En France, c'est l'ATIH (Agence Technique de l'Information sur l'Hospitalisation), une agence gouvernementale, qui transmet aux hôpitaux la manière dont il faut coder les maladies, les interventions chirurgicales, etc. Pour le Covid, il est facile de se le procurer sur le site de l'ATIH (ici par exemple :
https://www.atih.sante.fr/sites/default/files/public/content/3785/atih_consignes-covid19_17122021.pdf). Que lit-on sur le site de l'ATIH ? D'abord, il existe un code pour « Forme respiratoire, virus identifié ». Bien. Mais il existe aussi un code pour « forme respiratoire, virus non identifié ». Ah bon ? On peut donc coder Covid quand on n'est pas sûr. Mais il y a aussi un code pour « autres formes cliniques, virus non identifié ». Stupéfiant, non ? Il y a aussi « asymptomatique, virus identifié ». Bref, des gens qui ne sont pas malades. On peut cocher Covid aussi pour « un épisode antérieur de Covid-19, confirmé ou probable (oui, oui, probable, vous avez bien lu) qui influence l'état de la personne qui ne présente plus la maladie ». Donc, je résume ce code, même des gens dont on soupçonne qu'ils ont eu le Covid mais qui ne sont pas malades. Dingue, non ? Et tout est l'avenant. Sont ajoutés des exemples (pour aider le médecin à coder comme il faut). On lit « patient hospitalisé dans un service de réanimation pour syndrome de détresse respiratoire aigüe évocatrice de diagnostic de Covid-19. Un prélèvement biologique a été effectué mais il s'avère négatif. le médecin responsable considère ce résultat comme un faux négatif. Codage : Covid-19, forme respiratoire virus non identifié ». Donc, ça « évoque » le Covid, mais le test est négatif. Ne mollissons pas pour autant, cochons Covid !

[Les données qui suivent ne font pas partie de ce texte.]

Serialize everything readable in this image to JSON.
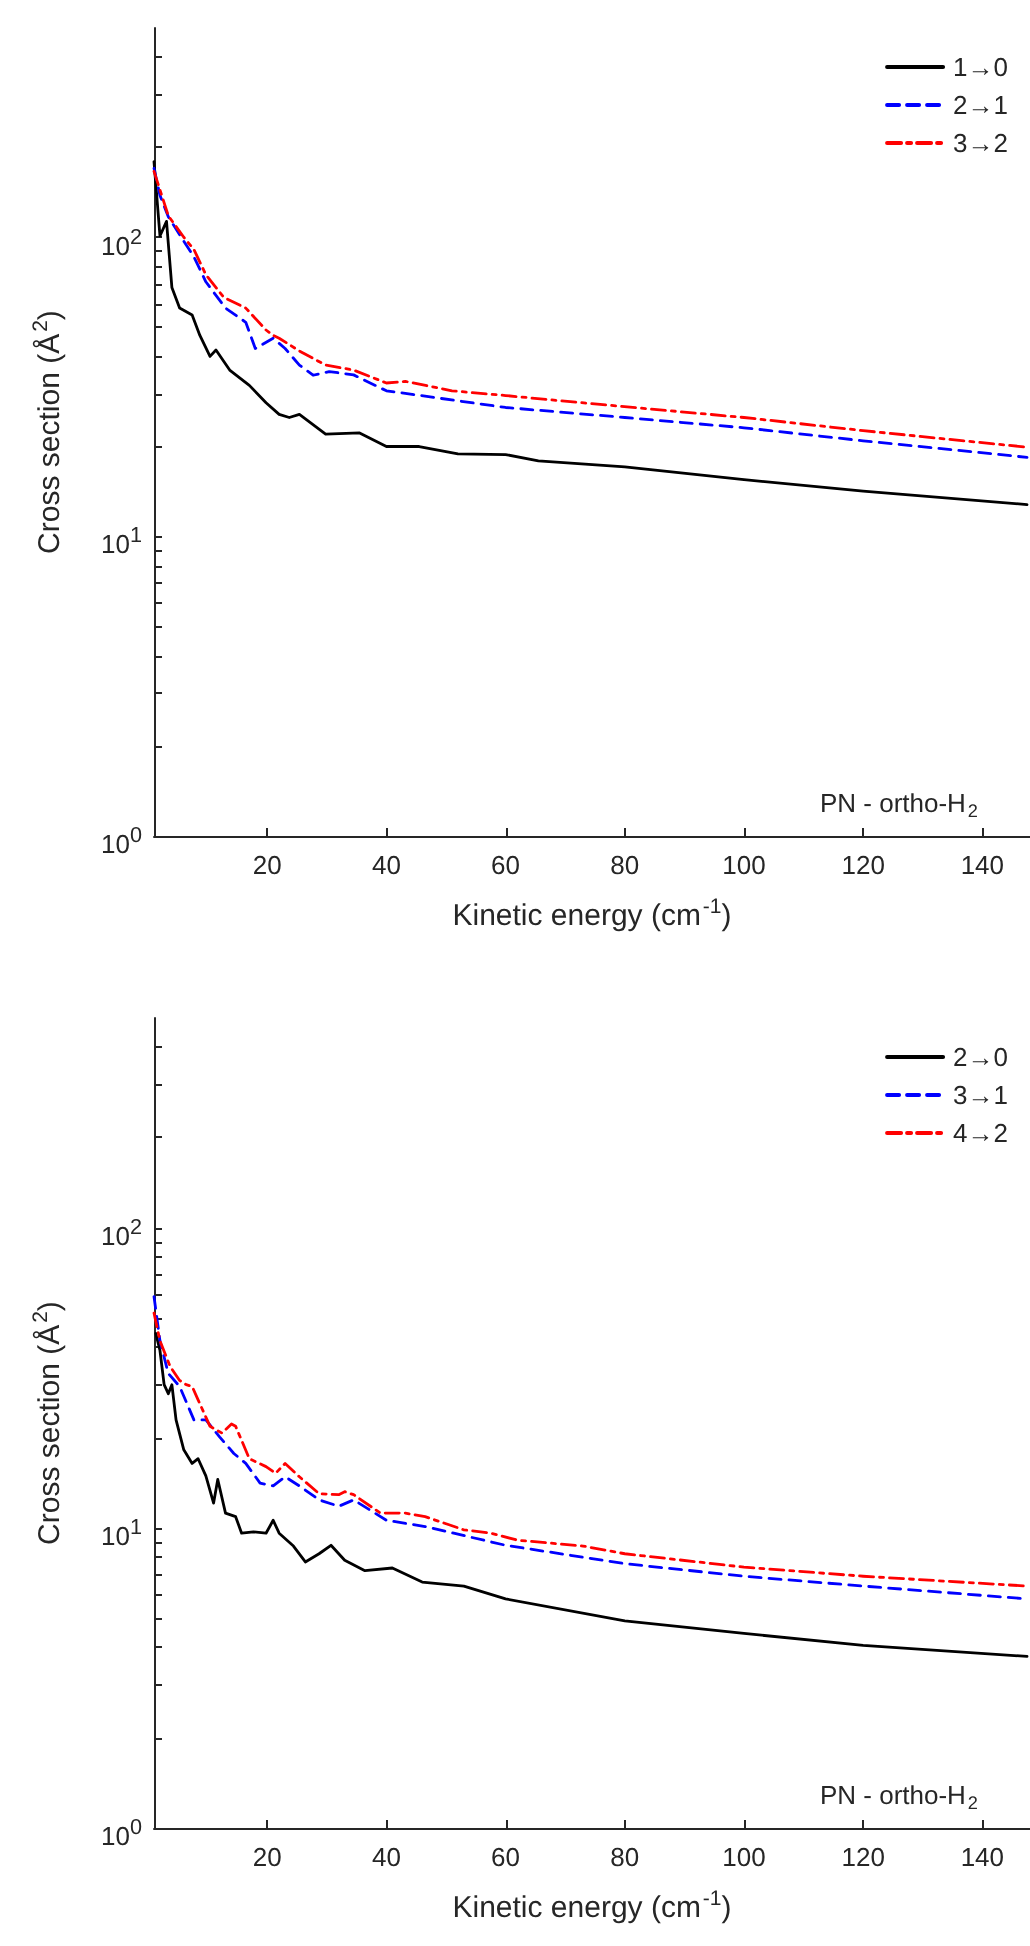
{
  "chart_data": [
    {
      "type": "line",
      "xlabel": "Kinetic energy (cm$^{-1}$)",
      "ylabel": "Cross section (Å$^{2}$)",
      "annotations": [
        "PN - ortho-H$_{2}$"
      ],
      "log": "y",
      "grid": false,
      "legend": "top right",
      "marker": "none",
      "xlim": [
        1,
        148
      ],
      "xticks": [
        20,
        40,
        60,
        80,
        100,
        120,
        140
      ],
      "ylim": [
        1,
        500
      ],
      "yticks": [
        {
          "value": 1,
          "label": "10$^{0}$"
        },
        {
          "value": 2,
          "label": null
        },
        {
          "value": 3,
          "label": null
        },
        {
          "value": 4,
          "label": null
        },
        {
          "value": 5,
          "label": null
        },
        {
          "value": 6,
          "label": null
        },
        {
          "value": 7,
          "label": null
        },
        {
          "value": 8,
          "label": null
        },
        {
          "value": 9,
          "label": null
        },
        {
          "value": 10,
          "label": "10$^{1}$"
        },
        {
          "value": 20,
          "label": null
        },
        {
          "value": 30,
          "label": null
        },
        {
          "value": 40,
          "label": null
        },
        {
          "value": 50,
          "label": null
        },
        {
          "value": 60,
          "label": null
        },
        {
          "value": 70,
          "label": null
        },
        {
          "value": 80,
          "label": null
        },
        {
          "value": 90,
          "label": null
        },
        {
          "value": 100,
          "label": "10$^{2}$"
        },
        {
          "value": 200,
          "label": null
        },
        {
          "value": 300,
          "label": null
        },
        {
          "value": 400,
          "label": null
        }
      ],
      "series": [
        {
          "name": "1→0",
          "color": "#000000",
          "line_style": "solid",
          "x": [
            1,
            2,
            3.1,
            4,
            5.3,
            7.4,
            8.7,
            10.4,
            11.4,
            13.7,
            17,
            19.8,
            22,
            23.7,
            25.4,
            29.8,
            35.5,
            40,
            45.5,
            52,
            60,
            65.5,
            80,
            100,
            120,
            147.5
          ],
          "values": [
            179,
            101,
            113,
            68,
            58,
            55,
            47,
            40,
            42,
            36,
            32,
            28,
            25.6,
            25,
            25.6,
            22,
            22.2,
            20,
            20,
            18.9,
            18.8,
            17.9,
            17.1,
            15.5,
            14.2,
            12.8
          ]
        },
        {
          "name": "2→1",
          "color": "#0000ff",
          "line_style": "dashed",
          "x": [
            1,
            2,
            3.4,
            6,
            7.7,
            9.7,
            13,
            16.4,
            18,
            21,
            23,
            25.4,
            27.7,
            30.4,
            34.5,
            40,
            60,
            80,
            100,
            120,
            147.5
          ],
          "values": [
            170,
            138,
            117,
            97,
            86,
            71,
            58,
            52,
            42.5,
            46,
            42.5,
            37.4,
            34.6,
            35.6,
            34.7,
            30.7,
            27,
            25,
            23.1,
            20.9,
            18.4
          ]
        },
        {
          "name": "3→2",
          "color": "#ff0000",
          "line_style": "dashdot",
          "x": [
            1,
            3.4,
            6,
            7.7,
            9.7,
            12.7,
            16.4,
            19.8,
            21,
            22,
            25.4,
            29.8,
            34.5,
            40,
            43.2,
            51,
            60,
            72,
            100,
            120,
            147.5
          ],
          "values": [
            166,
            118,
            100,
            91,
            75,
            63,
            58,
            49,
            47,
            46,
            41.7,
            37.4,
            36,
            32.6,
            33,
            30.7,
            29.6,
            28.1,
            25,
            22.6,
            19.9
          ]
        }
      ]
    },
    {
      "type": "line",
      "xlabel": "Kinetic energy (cm$^{-1}$)",
      "ylabel": "Cross section (Å$^{2}$)",
      "annotations": [
        "PN - ortho-H$_{2}$"
      ],
      "log": "y",
      "grid": false,
      "legend": "top right",
      "marker": "none",
      "xlim": [
        1,
        148
      ],
      "xticks": [
        20,
        40,
        60,
        80,
        100,
        120,
        140
      ],
      "ylim": [
        1,
        500
      ],
      "yticks": [
        {
          "value": 1,
          "label": "10$^{0}$"
        },
        {
          "value": 2,
          "label": null
        },
        {
          "value": 3,
          "label": null
        },
        {
          "value": 4,
          "label": null
        },
        {
          "value": 5,
          "label": null
        },
        {
          "value": 6,
          "label": null
        },
        {
          "value": 7,
          "label": null
        },
        {
          "value": 8,
          "label": null
        },
        {
          "value": 9,
          "label": null
        },
        {
          "value": 10,
          "label": "10$^{1}$"
        },
        {
          "value": 20,
          "label": null
        },
        {
          "value": 30,
          "label": null
        },
        {
          "value": 40,
          "label": null
        },
        {
          "value": 50,
          "label": null
        },
        {
          "value": 60,
          "label": null
        },
        {
          "value": 70,
          "label": null
        },
        {
          "value": 80,
          "label": null
        },
        {
          "value": 90,
          "label": null
        },
        {
          "value": 100,
          "label": "10$^{2}$"
        },
        {
          "value": 200,
          "label": null
        },
        {
          "value": 300,
          "label": null
        },
        {
          "value": 400,
          "label": null
        }
      ],
      "series": [
        {
          "name": "2→0",
          "color": "#000000",
          "line_style": "solid",
          "x": [
            1.3,
            2,
            2.7,
            3.4,
            4,
            4.7,
            6,
            7.4,
            8.4,
            9.7,
            11,
            11.7,
            13,
            14.7,
            15.7,
            17.7,
            19.8,
            21,
            22,
            24.4,
            26.4,
            28.7,
            30.7,
            33,
            36.4,
            41,
            46,
            53,
            60,
            80,
            100,
            120,
            147.5
          ],
          "values": [
            44.5,
            39,
            30,
            28,
            30,
            22.9,
            18.2,
            16.4,
            17,
            14.9,
            12.1,
            14.5,
            11.2,
            10.9,
            9.6,
            9.7,
            9.6,
            10.6,
            9.6,
            8.7,
            7.7,
            8.2,
            8.75,
            7.8,
            7.2,
            7.35,
            6.6,
            6.4,
            5.8,
            4.9,
            4.45,
            4.06,
            3.73
          ]
        },
        {
          "name": "3→1",
          "color": "#0000ff",
          "line_style": "dashed",
          "x": [
            1,
            2,
            3.4,
            5.3,
            7.7,
            9.7,
            12,
            14.4,
            16.4,
            18.8,
            21,
            23,
            25.4,
            28.7,
            32,
            34.5,
            40,
            46.5,
            60,
            80,
            100,
            120,
            147.5
          ],
          "values": [
            59,
            42,
            32.7,
            29.6,
            22.9,
            22.9,
            20.1,
            17.7,
            16.4,
            14.1,
            13.8,
            14.8,
            13.8,
            12.4,
            11.8,
            12.4,
            10.6,
            10.1,
            8.75,
            7.6,
            6.9,
            6.4,
            5.8
          ]
        },
        {
          "name": "4→2",
          "color": "#ff0000",
          "line_style": "dashdot",
          "x": [
            1,
            2,
            3.7,
            5.3,
            6.4,
            7.4,
            8.4,
            10.4,
            12.4,
            14,
            14.7,
            17,
            19.8,
            21.4,
            23,
            25.4,
            28.7,
            32,
            33,
            34.5,
            39,
            43.2,
            46.5,
            53,
            57.5,
            62,
            73,
            80,
            100,
            120,
            147.5
          ],
          "values": [
            52,
            42,
            34.5,
            31,
            30,
            29.6,
            26.7,
            21.8,
            20.7,
            22.2,
            21.8,
            17,
            16,
            15.2,
            16.4,
            14.8,
            13,
            12.9,
            13.2,
            12.9,
            11.2,
            11.2,
            10.9,
            9.85,
            9.6,
            9.1,
            8.7,
            8.2,
            7.4,
            6.9,
            6.4
          ]
        }
      ]
    }
  ]
}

Le résultat de tout cela est que l'on a codé Covid à l'hôpital tout et n'importe quoi. D'autant plus que, par exemple, coder Covid rapporte plus à l'hôpital que coder grippe (du simple au double). L'hôpital reçoit de l'argent en fonction de la tarification à l'acte (depuis Sarkozy). L'effet de ce codage malhonnête se voit dans les statistiques de l'hôpital (Figure 49, page 152). On a en France 3,6 millions de personnes atteintes de maladies chroniques respiratoires. Ces personnes occupent une grande place à l'hôpital et décèdent en grand nombre chaque année. Quand on regarde les statistiques de l'hôpital permettant de comparer 2020 à 2018 et 2019, on voit une chute spectaculaire (vraiment impressionnante) des maladies respiratoires à l'hôpital en 2020. A croire que ces gens ont été guéris cette année-là. En réalité, ils ont été codés Covid et ils sont morts, comme d'habitude hélas, de leurs maladies respiratoires.

Ce bouquin étant très long, je pourrais écrire dix pages pour en faire une recension complète. Je ne le ferai pas, mais vous engage à le lire. Franchement, ça vaut le coup. On y apprend que l'hôpital a été sous-utilisé en 2020 (mais fortement désorganisé dans une panique générale). Par ailleurs, le rapport de l'ATIH en octobre 2021 indique que les hospitalisations Covid-19 n'ont représenté que 2% du nombre d'hospitalisations à l'hôpital. Martin Blachier avait dévoilé ce chiffre sur la chaîne LCP. Ensuite, plus personne n'en a entendu parler, mais le document de l'ATIH est facilement consultable sur Internet. Pierre Chaillot s'attaque aussi aux effets indésirables des vaccins et se penche sur les données de pharmacovigilance. A titre d'exemple, là aussi, les bases de données américaine montrent que 11 000 décès ont été remontés à la pharmacovigilance américaine en 30 ans de vaccinations hors-covid alors qu'en seulement 2,5 années de vaccination Covid 16 000 décès suite à la vaccination sont remontés. En seulement 2,5 années, on a battu le chiffre de 30 années en ce qui concerne le nombre de morts signalés par les médecins.

Il y a encore plein d'autres données de toute sorte. Un livre majeur pour mieux appréhender ce qui s'est réellement passé.